As you can see, pumpkins bring about much joy for me – for many reasons. And while I have been accustomed to utilizing pumpkin in one predominant way: Pumpkin Muffins or Pumpkin Bread – which I grew up from as early in my childhood as I can recall!
This recipe is far from those and as beautiful as it looks (at least, I think so!) it is so easy to make. I made them as a side to dinner one night – it was a crazy day so I simply made my go-to Tuna Lettuce Tacos and served these beautiful wedges with it. But they would be the most wonderful passed hors d’oeuvres at your holiday party or any party! Or a fun, new addition to your Thanksgiving dinner!
There are MANY varieties of pumpkin. In fact, a pumpkin is actually a squash, if you didn’t already know that. So, you could, in theory use any variety of fall squash you’d like – just be sure to consult the Google 🙂 regarding the skin and if the squash you choose to use has an edible skin.
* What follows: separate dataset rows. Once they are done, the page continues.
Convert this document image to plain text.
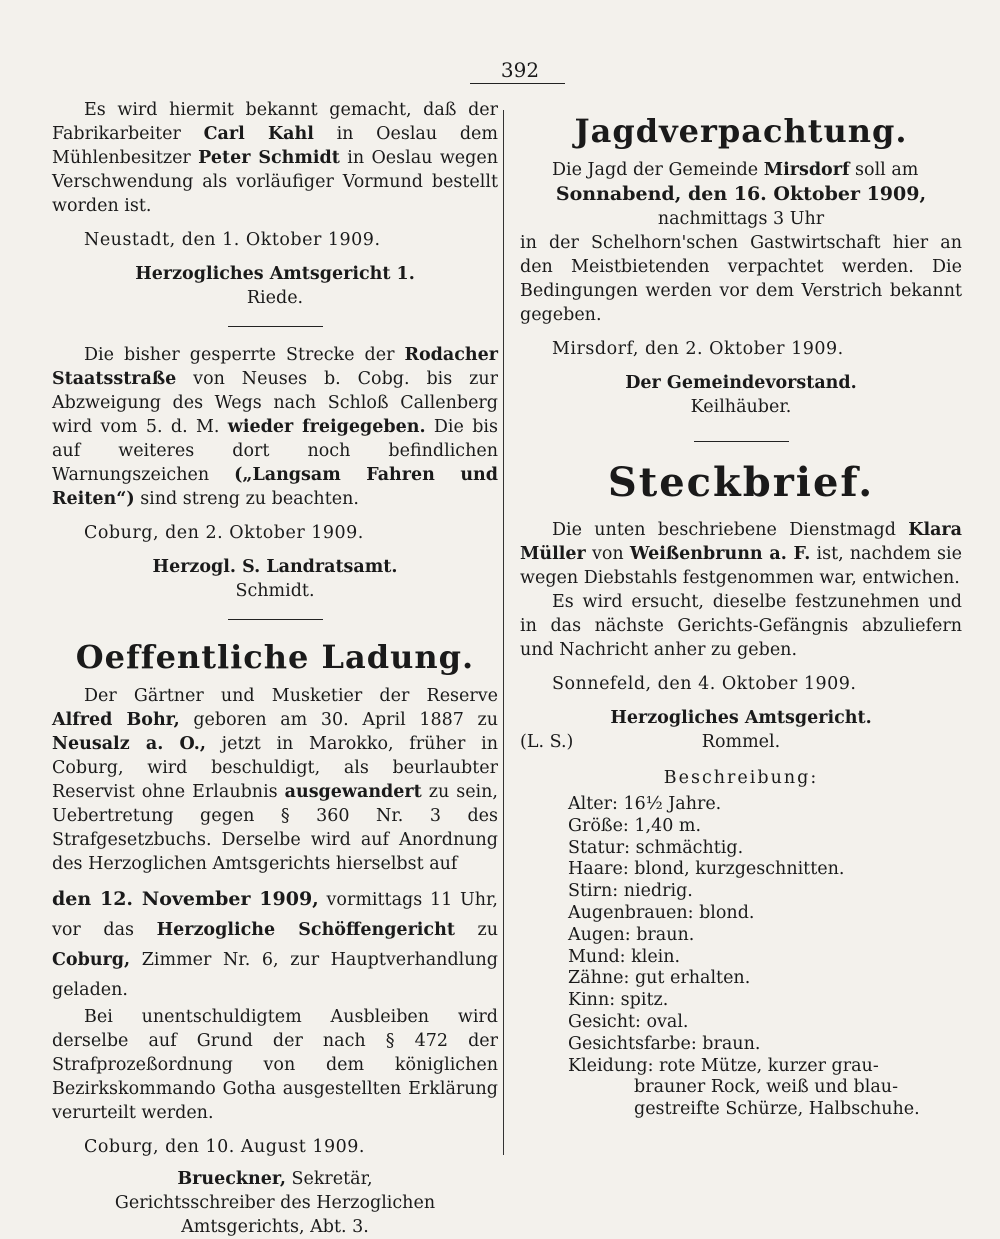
392

Es wird hiermit bekannt gemacht, daß der Fabrikarbeiter Carl Kahl in Oeslau dem Mühlenbesitzer Peter Schmidt in Oeslau wegen Verschwendung als vorläufiger Vormund bestellt worden ist.

Neustadt, den 1. Oktober 1909.

Herzogliches Amtsgericht 1.

Riede.

Die bisher gesperrte Strecke der Rodacher Staatsstraße von Neuses b. Cobg. bis zur Abzweigung des Wegs nach Schloß Callenberg wird vom 5. d. M. wieder freigegeben. Die bis auf weiteres dort noch befindlichen Warnungszeichen („Langsam Fahren und Reiten“) sind streng zu beachten.

Coburg, den 2. Oktober 1909.

Herzogl. S. Landratsamt.

Schmidt.

Oeffentliche Ladung.

Der Gärtner und Musketier der Reserve Alfred Bohr, geboren am 30. April 1887 zu Neusalz a. O., jetzt in Marokko, früher in Coburg, wird beschuldigt, als beurlaubter Reservist ohne Erlaubnis ausgewandert zu sein, Uebertretung gegen § 360 Nr. 3 des Strafgesetzbuchs. Derselbe wird auf Anordnung des Herzoglichen Amtsgerichts hierselbst auf

den 12. November 1909, vormittags 11 Uhr, vor das Herzogliche Schöffengericht zu Coburg, Zimmer Nr. 6, zur Hauptverhandlung geladen.

Bei unentschuldigtem Ausbleiben wird derselbe auf Grund der nach § 472 der Strafprozeßordnung von dem königlichen Bezirkskommando Gotha ausgestellten Erklärung verurteilt werden.

Coburg, den 10. August 1909.

Brueckner, Sekretär,

Gerichtsschreiber des Herzoglichen Amtsgerichts, Abt. 3.

Jagdverpachtung.

Die Jagd der Gemeinde Mirsdorf soll am

Sonnabend, den 16. Oktober 1909,

nachmittags 3 Uhr

in der Schelhorn'schen Gastwirtschaft hier an den Meistbietenden verpachtet werden. Die Bedingungen werden vor dem Verstrich bekannt gegeben.

Mirsdorf, den 2. Oktober 1909.

Der Gemeindevorstand.

Keilhäuber.

Steckbrief.

Die unten beschriebene Dienstmagd Klara Müller von Weißenbrunn a. F. ist, nachdem sie wegen Diebstahls festgenommen war, entwichen.

Es wird ersucht, dieselbe festzunehmen und in das nächste Gerichts-Gefängnis abzuliefern und Nachricht anher zu geben.

Sonnefeld, den 4. Oktober 1909.

Herzogliches Amtsgericht.

(L. S.)	Rommel.

Beschreibung:

Alter: 16½ Jahre.
Größe: 1,40 m.
Statur: schmächtig.
Haare: blond, kurzgeschnitten.
Stirn: niedrig.
Augenbrauen: blond.
Augen: braun.
Mund: klein.
Zähne: gut erhalten.
Kinn: spitz.
Gesicht: oval.
Gesichtsfarbe: braun.
Kleidung: rote Mütze, kurzer grau-
brauner Rock, weiß und blau-
gestreifte Schürze, Halbschuhe.
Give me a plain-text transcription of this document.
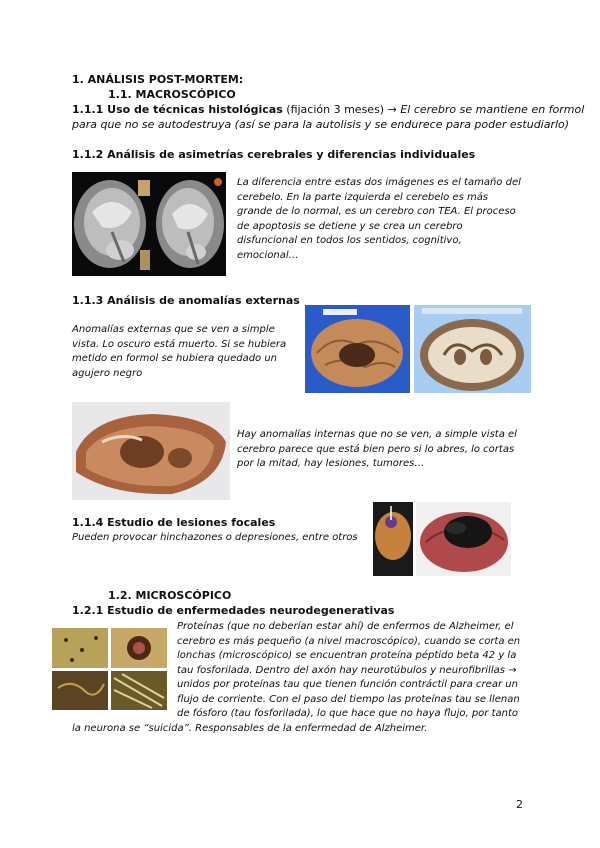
1. ANÁLISIS POST-MORTEM:
1.1. MACROSCÓPICO
1.1.1 Uso de técnicas histológicas (fijación 3 meses) → El cerebro se mantiene en formol
para que no se autodestruya (así se para la autolisis y se endurece para poder estudiarlo)
1.1.2 Análisis de asimetrías cerebrales y diferencias individuales
La diferencia entre estas dos imágenes es el tamaño del cerebelo. En la parte izquierda el cerebelo es más grande de lo normal, es un cerebro con TEA. El proceso de apoptosis se detiene y se crea un cerebro disfuncional en todos los sentidos, cognitivo, emocional…
1.1.3 Análisis de anomalías externas
Anomalías externas que se ven a simple vista. Lo oscuro está muerto. Si se hubiera metido en formol se hubiera quedado un agujero negro
Hay anomalías internas que no se ven, a simple vista el cerebro parece que está bien pero si lo abres, lo cortas por la mitad, hay lesiones, tumores…
1.1.4 Estudio de lesiones focales
Pueden provocar hinchazones o depresiones, entre otros
1.2. MICROSCÓPICO
1.2.1 Estudio de enfermedades neurodegenerativas
Proteínas (que no deberían estar ahí) de enfermos de Alzheimer, el
cerebro es más pequeño (a nivel macroscópico), cuando se corta en
lonchas (microscópico) se encuentran proteína péptido beta 42 y la
tau fosforilada. Dentro del axón hay neurotúbulos y neurofibrillas →
unidos por proteínas tau que tienen función contráctil para crear un
flujo de corriente. Con el paso del tiempo las proteínas tau se llenan
de fósforo (tau fosforilada), lo que hace que no haya flujo, por tanto
la neurona se “suicida”. Responsables de la enfermedad de Alzheimer.
2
For example, I would peel a butternut squash prior to making this recipe. But the Kabocha a a beautiful skin that is rich in fiber, vitamins and minerals and is perfectly fine and good for you to eat! Just be sure to wash well!
I used Chickpea Breadcrumbs in this recipe! When I came across them at Whole Foods I was SO excited! All packaged breadcrumbs have added oils and stabilizers and use wheat flour. It’s so annoying! And, we’ve officially run out of sourdough bread for the time being. If you can’t find these, no worries – the other two options work perfectly fine!
Due to the dairy used in the “crust” and if you choose to use a dairy-based yogurt for the dipping sauce, these are not Paleo. I do suggest you keep them Primal by using a raw/unpasteurized cheese and a grass fed Greek yogurt. If you want to keep them strict gluten free – definitely use the chickpea breadcrumbs or almond flour. And last but not least – if you want to keep them dairy free and go strict Paleo – feel free to nix the cheese in the topping/crust and double the amount of almond flour you use – in which case I would also double the amount of salt you use. And stick to a coconut milk based yogurt in lieu of dairy. Just be sure whether you use a coconut or dairy based yogurt, that it is PLAIN and not a vanilla flavor or sweetened at all!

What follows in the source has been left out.